It is essential to identify potentially vulnerable code in our software systems. Deep neural network techniques have been used for vulnerability detection. However, existing methods usually ignore the feature representation of vulnerable datasets, resulting in unsatisfactory model performance. Such vulnerability detection techniques should achieve high accuracy, relatively high true-positive rate, and low false-negative rate. At the same time, it needs to be able to complete the vulnerability detection of actual projects and does not require additional expert knowledge or tedious configuration. In this article, we propose and implement VDDRL (A Vulnerability Detection Method Based On Deep Representation Learning). This deep representation learning-based vulnerability detection method combines feature extraction and ensemble learning. VDDRL uses the word2vec model to convert the source code into a vector representation. Deep representations of vulnerable code are learned from vulnerable code token sequences using LSTM models and then trained for classification using traditional machine learning algorithms. The training dataset we use is derived from actual projects and contains seven different types of vulnerabilities.
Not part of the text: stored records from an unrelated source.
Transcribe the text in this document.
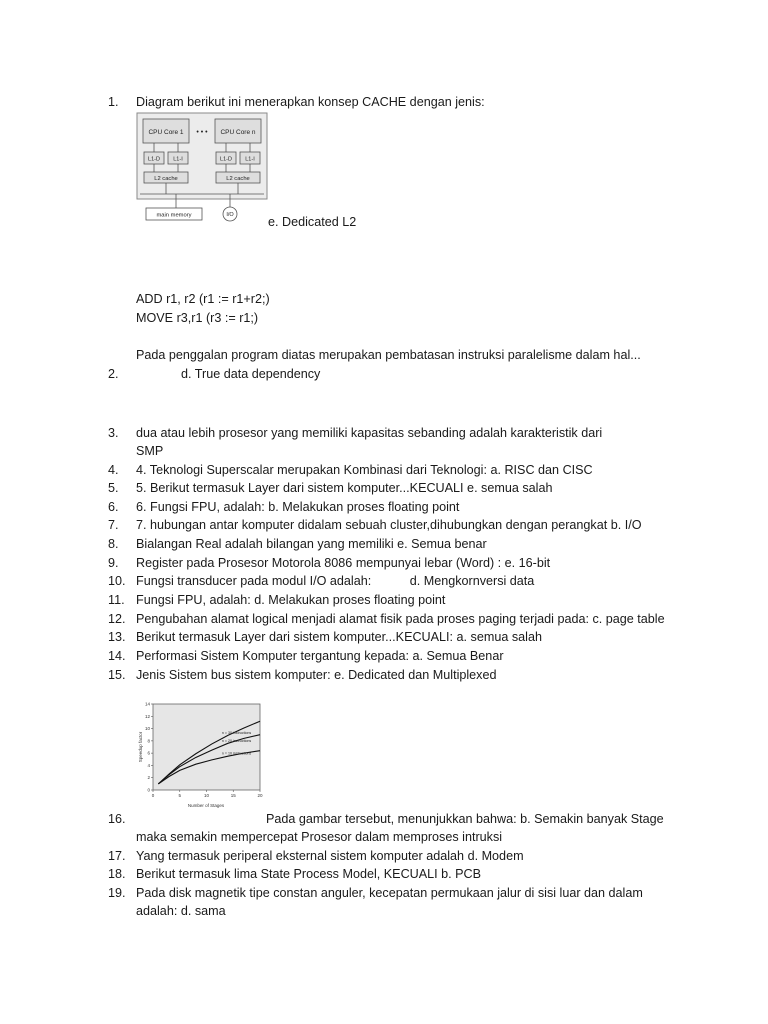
1.	Diagram berikut ini menerapkan konsep CACHE dengan jenis:
CPU Core 1 • • • CPU Core n
L1-D L1-I	L1-D L1-I
L2 cache	L2 cache
main memory	I/O	e. Dedicated L2
ADD r1, r2 (r1 := r1+r2;)
MOVE r3,r1 (r3 := r1;)
Pada penggalan program diatas merupakan pembatasan instruksi paralelisme dalam hal...
2.	d. True data dependency
3.	dua atau lebih prosesor yang memiliki kapasitas sebanding adalah karakteristik dari
SMP
4.	4. Teknologi Superscalar merupakan Kombinasi dari Teknologi: a. RISC dan CISC
5.	5. Berikut termasuk Layer dari sistem komputer...KECUALI e. semua salah
6.	6. Fungsi FPU, adalah: b. Melakukan proses floating point
7.	7. hubungan antar komputer didalam sebuah cluster,dihubungkan dengan perangkat b. I/O
8.	Bialangan Real adalah bilangan yang memiliki e. Semua benar
9.	Register pada Prosesor Motorola 8086 mempunyai lebar (Word) : e. 16-bit
10. Fungsi transducer pada modul I/O adalah:           d. Mengkornversi data
11. Fungsi FPU, adalah: d. Melakukan proses floating point
12. Pengubahan alamat logical menjadi alamat fisik pada proses paging terjadi pada: c. page table
13. Berikut termasuk Layer dari sistem komputer...KECUALI: a. semua salah
14. Performasi Sistem Komputer tergantung kepada: a. Semua Benar
15. Jenis Sistem bus sistem komputer: e. Dedicated dan Multiplexed
0	5	10	15	20
0
2
4
6
8
10
12
14
n = 20 instructions
n = 10 instructions
n = 30 instructions
Number of Stages
Speedup factor
16.	Pada gambar tersebut, menunjukkan bahwa: b. Semakin banyak Stage
maka semakin mempercepat Prosesor dalam memproses intruksi
17. Yang termasuk periperal eksternal sistem komputer adalah d. Modem
18. Berikut termasuk lima State Process Model, KECUALI b. PCB
19. Pada disk magnetik tipe constan anguler, kecepatan permukaan jalur di sisi luar dan dalam
adalah: d. sama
Through comparative experiments on datasets, VDDRL achieves an Accuracy of 95.6%–98.7%, a Precision of 91.6%–99.0%, a Recall of 84.7%–99.5%, and an F1 of 88.1%–99.2%. Both perform better than the baseline method. Our experimental results show that VDDRL is a generic, lightweight, and extensible vulnerability detection method. Compared with other methods, it has better performance and robustness.

Z. Wang and S. Meng—These authors contributed to the work equally and should be regarded as co-first authors.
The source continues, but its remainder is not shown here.